Thanks. Is there any way to find out what language (related to -x
option) or standard (related to -std option) gcc is using by default
when I ask to compile a.c without any options?

It use gcc! With without any options, gcc uses it's own dialect.

 

[Seebs]

Thanks. Is there any way to find out what language (related to -x
option) or standard (related to -std option) gcc is using by default
when I ask to compile a.c without any options?

The documentation. Which I'm pretty sure will say it's "GNU C".

-s

 

[Nobody]

Thanks. Is there any way to find out what language (related to -x
option) or standard (related to -std option) gcc is using by default
when I ask to compile a.c without any options?

The gcc documentation says that the default is -std=gnu89, i.e. C89 plus
GNU extensions.

 

[Kaz Kylheku]

Because that restriction was removed in C99.

That is false. This was a feature of GNU C long before C99.

 

[Keith Thompson]

No it is not false. It is just that GNU C in its non-standard mode had
this feature, nonetheless the restriction was removed in C99.

It's true that the restriction is removed in C99.

It's true that gcc by default allows mixed declarations and
statements.

It's not true that gcc by default allows mixed declarations and
statements *because* the restriction is removed in C99. If you
follow the history, both can probably be trace back to a common
cause; it's likely that both the gcc extension and the C99 rule
change were inspired by C++. But even if C99 hadn't picked up that
change, gcc probably would have. (And let's not quibble about that
last "probably", please; I know gcc implemented this before 1999.)

 

[Flash Gordon]

Because that restriction was removed in C99.

You should have read the rest of the post. C99 was not relevant to most
of the examples, since the compiler was not in any form of C99 related
mode. Others have posted correct answers.

 

[Kaz Kylheku]

No it is not false. It is just that GNU C in its non-standard mode had

The gcc command operates in this the non-standard mode, unless requested
otherwise. When requested otherwise, it may be in any one of a number of other
modes, some of which impose the restriction, and some of which do not.

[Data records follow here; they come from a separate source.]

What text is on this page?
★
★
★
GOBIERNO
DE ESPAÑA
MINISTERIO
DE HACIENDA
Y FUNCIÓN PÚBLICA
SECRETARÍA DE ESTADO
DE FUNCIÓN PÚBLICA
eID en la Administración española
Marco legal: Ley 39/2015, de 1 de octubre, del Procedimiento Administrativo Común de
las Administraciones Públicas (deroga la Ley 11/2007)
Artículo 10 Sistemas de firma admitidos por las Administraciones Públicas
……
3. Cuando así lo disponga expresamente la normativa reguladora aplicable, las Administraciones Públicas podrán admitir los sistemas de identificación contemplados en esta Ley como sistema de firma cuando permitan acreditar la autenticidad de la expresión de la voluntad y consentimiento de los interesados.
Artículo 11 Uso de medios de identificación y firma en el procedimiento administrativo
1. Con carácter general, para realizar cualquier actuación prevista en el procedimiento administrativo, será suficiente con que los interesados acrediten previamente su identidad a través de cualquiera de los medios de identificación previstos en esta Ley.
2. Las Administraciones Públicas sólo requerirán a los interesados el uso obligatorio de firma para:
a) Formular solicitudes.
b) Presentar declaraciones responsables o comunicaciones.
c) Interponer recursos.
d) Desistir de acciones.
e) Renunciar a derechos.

this feature, nonetheless the restriction was removed in C99.

What makes it false is the ``Because'' part, not what follows.

C99 is not the reason why gcc accepts declarations after statements; the
reasons it that gcc's default dialect for C programs is something called gnu89,
which supports a plethora of traditional, long-time gcc features.

gcc still has (not ``had'') that same non-standard mode with that
feature, and it is default behavior.

Some features of gnu89 happen to be compatible with C99. But the dialect
does not provide new c99 features, nor does it fix incompatibilities between
its extensions and things that c99 requires to be done differently, like for
instance inline functions.

I.e. this dialect did not change when C99 came out, only some of its features
are redubbed in the documentation as ``C99 features''.